I have always admired people who are really involved in team sports, though. Such a lot of camaraderie seems to stem from it. When I watch football or rugby on the telly, I’m always struck by two things: the team spirit and the advertising. One I find quite uplifting and the other, either banal or just amusing.

My favourite is the sponsorship which is provided by a company which manufacture glasses. I don’t mean the beverage containers; I’m talking about the optical aids. You know the company and the product, I’m sure. The slogan suggests that someone should have gone to them.

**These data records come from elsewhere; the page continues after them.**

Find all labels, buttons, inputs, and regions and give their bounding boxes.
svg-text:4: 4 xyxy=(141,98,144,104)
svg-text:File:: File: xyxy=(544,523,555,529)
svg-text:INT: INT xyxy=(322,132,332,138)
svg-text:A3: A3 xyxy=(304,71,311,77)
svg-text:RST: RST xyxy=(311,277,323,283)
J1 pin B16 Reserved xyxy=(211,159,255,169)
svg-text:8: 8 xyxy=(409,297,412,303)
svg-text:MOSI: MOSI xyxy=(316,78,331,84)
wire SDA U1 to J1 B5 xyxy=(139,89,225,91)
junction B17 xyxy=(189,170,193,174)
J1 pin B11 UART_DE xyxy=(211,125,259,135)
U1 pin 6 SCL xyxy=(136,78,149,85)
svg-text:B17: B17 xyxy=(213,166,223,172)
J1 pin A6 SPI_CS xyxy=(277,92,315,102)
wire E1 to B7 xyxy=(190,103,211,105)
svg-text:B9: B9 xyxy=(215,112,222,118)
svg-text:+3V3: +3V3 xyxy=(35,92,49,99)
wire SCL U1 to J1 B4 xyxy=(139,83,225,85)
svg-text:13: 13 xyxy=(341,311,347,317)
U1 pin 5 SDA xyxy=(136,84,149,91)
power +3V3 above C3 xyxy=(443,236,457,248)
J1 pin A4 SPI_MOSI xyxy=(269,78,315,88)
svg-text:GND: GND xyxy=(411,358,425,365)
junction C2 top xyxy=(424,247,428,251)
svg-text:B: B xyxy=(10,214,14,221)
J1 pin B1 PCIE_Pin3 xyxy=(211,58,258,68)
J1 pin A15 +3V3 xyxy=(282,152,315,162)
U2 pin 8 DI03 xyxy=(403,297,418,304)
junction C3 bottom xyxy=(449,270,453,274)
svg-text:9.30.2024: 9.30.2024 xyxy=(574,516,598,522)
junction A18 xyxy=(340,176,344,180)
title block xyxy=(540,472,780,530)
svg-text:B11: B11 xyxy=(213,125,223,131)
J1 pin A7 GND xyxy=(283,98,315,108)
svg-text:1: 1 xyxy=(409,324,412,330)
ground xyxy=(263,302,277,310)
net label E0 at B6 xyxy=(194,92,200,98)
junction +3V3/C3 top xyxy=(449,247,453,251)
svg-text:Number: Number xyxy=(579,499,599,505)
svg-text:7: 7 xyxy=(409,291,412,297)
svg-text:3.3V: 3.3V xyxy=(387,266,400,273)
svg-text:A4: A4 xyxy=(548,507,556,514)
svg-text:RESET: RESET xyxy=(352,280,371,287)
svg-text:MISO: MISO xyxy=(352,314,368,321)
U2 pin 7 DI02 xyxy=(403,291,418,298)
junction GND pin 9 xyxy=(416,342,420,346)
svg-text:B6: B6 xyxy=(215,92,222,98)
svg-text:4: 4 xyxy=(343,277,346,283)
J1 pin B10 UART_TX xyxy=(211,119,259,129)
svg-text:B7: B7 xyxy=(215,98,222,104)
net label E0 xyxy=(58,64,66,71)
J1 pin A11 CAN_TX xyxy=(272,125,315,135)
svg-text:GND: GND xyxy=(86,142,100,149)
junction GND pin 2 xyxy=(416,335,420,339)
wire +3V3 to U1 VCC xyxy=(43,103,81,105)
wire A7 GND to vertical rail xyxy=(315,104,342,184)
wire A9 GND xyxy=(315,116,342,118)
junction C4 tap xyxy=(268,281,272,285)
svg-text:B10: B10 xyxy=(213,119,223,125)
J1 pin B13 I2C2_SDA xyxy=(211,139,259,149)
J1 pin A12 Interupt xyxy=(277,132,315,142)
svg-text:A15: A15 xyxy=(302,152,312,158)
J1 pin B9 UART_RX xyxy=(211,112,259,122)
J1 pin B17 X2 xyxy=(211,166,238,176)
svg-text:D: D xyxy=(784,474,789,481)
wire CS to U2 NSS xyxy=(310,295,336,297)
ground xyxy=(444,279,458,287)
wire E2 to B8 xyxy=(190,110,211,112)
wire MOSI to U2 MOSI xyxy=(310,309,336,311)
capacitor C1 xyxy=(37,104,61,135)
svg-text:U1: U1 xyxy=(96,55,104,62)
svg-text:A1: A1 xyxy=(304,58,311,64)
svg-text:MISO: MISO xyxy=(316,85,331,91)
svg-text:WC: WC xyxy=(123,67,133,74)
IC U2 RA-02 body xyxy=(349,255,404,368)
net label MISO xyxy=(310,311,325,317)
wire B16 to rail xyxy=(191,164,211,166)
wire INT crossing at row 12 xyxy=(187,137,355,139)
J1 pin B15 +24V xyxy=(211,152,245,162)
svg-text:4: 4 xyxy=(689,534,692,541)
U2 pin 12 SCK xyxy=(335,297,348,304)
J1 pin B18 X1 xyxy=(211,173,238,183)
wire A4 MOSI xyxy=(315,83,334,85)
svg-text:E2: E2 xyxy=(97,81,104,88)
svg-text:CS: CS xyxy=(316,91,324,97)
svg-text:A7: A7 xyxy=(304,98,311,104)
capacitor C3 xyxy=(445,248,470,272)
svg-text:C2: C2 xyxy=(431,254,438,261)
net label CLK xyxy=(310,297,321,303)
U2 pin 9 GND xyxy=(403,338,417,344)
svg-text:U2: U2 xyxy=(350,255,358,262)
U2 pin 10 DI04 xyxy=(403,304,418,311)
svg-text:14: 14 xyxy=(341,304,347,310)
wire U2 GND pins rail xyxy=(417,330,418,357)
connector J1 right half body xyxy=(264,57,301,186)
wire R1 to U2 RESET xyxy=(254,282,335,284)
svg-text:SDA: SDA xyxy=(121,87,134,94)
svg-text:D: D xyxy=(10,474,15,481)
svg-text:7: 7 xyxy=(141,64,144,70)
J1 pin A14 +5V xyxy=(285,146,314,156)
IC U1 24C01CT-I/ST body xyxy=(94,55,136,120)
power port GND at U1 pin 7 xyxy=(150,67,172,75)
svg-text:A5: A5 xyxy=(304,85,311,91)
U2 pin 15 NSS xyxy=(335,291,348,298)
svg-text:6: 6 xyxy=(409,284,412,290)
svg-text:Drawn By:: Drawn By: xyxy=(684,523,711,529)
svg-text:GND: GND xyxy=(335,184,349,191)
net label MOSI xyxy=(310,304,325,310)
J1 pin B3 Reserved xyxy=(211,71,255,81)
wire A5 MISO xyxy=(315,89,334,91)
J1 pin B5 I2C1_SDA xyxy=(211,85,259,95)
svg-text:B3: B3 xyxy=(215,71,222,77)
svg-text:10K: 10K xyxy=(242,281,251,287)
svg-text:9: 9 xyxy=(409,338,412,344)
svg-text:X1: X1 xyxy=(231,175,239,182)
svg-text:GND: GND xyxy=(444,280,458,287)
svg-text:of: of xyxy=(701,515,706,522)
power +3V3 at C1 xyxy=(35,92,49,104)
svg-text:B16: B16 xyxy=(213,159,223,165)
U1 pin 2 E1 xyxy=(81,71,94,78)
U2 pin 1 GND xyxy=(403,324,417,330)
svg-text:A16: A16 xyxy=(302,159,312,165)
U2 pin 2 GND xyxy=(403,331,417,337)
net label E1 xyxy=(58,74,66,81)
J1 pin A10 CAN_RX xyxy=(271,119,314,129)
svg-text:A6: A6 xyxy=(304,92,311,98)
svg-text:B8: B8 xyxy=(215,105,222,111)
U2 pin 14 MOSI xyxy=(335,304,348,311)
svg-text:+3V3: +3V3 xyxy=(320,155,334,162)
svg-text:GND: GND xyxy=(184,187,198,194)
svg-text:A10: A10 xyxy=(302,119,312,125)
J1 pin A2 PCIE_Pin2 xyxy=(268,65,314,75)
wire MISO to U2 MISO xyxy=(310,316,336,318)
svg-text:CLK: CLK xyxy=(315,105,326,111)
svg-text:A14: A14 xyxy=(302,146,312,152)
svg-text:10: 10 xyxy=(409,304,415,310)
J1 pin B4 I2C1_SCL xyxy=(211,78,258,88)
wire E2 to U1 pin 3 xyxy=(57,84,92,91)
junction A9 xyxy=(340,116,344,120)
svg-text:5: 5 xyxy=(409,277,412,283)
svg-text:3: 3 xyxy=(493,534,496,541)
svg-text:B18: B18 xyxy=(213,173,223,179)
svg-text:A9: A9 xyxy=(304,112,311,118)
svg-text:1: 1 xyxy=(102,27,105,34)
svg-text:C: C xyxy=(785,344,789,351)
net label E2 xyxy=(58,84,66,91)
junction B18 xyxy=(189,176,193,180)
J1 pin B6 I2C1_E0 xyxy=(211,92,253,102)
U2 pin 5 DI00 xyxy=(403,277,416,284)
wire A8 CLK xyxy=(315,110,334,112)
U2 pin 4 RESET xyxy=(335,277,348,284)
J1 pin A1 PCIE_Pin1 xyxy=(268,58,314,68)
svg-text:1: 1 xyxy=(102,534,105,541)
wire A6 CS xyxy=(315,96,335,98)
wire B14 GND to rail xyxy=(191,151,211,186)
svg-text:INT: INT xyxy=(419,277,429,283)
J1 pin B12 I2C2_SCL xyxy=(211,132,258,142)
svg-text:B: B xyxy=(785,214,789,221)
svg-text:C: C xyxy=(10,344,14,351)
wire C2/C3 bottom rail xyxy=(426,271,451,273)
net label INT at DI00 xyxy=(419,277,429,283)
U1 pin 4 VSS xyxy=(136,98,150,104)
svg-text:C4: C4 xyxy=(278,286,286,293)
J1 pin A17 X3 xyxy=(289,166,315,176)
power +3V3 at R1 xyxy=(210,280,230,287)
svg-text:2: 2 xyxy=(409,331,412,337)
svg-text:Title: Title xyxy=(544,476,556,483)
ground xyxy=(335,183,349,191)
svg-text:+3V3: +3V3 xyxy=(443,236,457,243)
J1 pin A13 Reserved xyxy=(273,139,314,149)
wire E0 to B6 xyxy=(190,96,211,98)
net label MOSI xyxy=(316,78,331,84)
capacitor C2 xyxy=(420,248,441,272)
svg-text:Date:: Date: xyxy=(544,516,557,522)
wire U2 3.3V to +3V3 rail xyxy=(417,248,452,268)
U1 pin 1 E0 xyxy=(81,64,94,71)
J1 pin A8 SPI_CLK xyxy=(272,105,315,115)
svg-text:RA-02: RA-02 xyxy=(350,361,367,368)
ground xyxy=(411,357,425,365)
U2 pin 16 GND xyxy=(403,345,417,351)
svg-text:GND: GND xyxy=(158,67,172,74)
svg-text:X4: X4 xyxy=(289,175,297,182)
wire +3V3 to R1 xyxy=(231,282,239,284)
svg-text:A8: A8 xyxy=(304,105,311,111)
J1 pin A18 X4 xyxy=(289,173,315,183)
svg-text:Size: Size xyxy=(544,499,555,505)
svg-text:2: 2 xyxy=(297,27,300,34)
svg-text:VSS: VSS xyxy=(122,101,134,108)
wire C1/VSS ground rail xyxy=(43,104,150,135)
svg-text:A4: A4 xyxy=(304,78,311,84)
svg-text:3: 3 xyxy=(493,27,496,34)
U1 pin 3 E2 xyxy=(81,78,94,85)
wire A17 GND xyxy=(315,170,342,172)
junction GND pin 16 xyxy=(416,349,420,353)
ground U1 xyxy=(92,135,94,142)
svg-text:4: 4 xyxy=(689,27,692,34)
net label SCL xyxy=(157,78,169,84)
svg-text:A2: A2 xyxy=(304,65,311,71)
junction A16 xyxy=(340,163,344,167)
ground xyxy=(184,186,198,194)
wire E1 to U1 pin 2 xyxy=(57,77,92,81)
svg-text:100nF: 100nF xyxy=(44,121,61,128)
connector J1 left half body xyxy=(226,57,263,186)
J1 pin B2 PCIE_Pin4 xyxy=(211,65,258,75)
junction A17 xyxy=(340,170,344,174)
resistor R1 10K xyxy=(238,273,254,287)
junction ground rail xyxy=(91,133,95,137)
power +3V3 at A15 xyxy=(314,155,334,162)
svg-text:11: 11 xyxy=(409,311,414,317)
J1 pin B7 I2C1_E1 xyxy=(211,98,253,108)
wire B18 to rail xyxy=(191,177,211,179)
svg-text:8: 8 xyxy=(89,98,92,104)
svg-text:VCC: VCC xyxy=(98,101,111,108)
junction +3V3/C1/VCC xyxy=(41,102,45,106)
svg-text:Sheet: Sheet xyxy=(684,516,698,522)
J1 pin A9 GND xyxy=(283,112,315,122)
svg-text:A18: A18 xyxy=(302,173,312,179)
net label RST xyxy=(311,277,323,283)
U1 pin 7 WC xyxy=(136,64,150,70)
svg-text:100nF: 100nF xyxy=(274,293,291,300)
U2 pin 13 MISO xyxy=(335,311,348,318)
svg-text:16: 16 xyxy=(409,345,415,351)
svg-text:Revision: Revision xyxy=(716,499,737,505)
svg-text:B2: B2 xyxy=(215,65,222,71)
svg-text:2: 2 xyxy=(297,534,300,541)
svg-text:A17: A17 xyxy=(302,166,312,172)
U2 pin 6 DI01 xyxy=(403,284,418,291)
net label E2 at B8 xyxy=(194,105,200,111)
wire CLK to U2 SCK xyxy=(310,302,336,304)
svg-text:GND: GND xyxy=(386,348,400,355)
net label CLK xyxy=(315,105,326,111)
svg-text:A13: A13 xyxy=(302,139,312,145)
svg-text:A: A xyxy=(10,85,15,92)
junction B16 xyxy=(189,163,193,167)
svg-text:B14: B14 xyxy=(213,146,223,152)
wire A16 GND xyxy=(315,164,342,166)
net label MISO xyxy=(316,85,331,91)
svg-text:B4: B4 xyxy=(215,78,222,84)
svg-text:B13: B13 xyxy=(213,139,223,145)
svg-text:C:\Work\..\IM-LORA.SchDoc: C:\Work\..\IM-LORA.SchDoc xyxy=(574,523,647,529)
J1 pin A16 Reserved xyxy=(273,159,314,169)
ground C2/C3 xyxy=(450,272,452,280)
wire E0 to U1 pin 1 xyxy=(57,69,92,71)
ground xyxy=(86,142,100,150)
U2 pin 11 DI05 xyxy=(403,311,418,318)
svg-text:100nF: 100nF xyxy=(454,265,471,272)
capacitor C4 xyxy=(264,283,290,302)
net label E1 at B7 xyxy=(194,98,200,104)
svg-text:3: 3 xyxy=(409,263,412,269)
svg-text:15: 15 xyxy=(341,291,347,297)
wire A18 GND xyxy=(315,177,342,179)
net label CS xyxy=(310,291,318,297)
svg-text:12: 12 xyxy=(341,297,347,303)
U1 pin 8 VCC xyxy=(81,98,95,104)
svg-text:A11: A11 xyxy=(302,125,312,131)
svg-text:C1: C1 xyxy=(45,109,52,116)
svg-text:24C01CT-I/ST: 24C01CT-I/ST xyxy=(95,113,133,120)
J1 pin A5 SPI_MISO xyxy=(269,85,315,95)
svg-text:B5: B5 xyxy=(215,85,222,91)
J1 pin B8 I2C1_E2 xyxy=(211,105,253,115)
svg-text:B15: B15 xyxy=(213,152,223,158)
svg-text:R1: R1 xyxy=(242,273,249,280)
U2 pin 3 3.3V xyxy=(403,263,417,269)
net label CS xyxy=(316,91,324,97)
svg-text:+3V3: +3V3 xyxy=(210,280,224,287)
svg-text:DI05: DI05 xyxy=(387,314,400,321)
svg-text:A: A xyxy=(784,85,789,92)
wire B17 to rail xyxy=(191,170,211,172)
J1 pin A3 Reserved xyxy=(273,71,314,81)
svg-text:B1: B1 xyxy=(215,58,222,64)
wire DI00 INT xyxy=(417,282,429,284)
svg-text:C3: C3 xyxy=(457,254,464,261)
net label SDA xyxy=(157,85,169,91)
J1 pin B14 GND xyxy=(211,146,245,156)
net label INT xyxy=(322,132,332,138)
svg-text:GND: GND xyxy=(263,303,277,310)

Certainly, the group of sportsmen who wear the logo so proudly enjoy a wonderful sense of humour. According to many fans, they often fail to see the game which is being played right in front of them with any clarity. I refer of course, to football and rugby league referees. They are proud recipients of the sponsorship from Specsavers. What an inspired advertising campaign! To sponsor the very people who are asked, sarcastically, by thousands, each week, if they need new specs, or if they need a pair, is just marvellous!

Advertising slogans can be really effective, can’t they? I still remember jingles, catch-phrases and slogans from years ago. I wonder if you can remember that a double diamond worked wonders? Can you recall that a certain product could clean a big, big carpet, for less than half a crown? And for the ladies, do you remember which twin has the Toni? There are loads more, of course, and we will all have our favourites.

Nowadays, one of my favourites is the series of Specsavers advertisements, with unlikely scenarios enfolding and making us all chuckle, ending with the suggestion that the hapless victim of circumstance should have visited the shop. Maybe that’s why the ironic sponsorship of referees is so appealing to my quirky sense of humour.

I challenge anyone of a certain age to not be able to sing along to the ‘milky bar’ theme. And don’t tell me that you’ve forgotten Leonard Rossiter and Joan Collins in the Cinzano adverts! They’re great because they stick in our minds.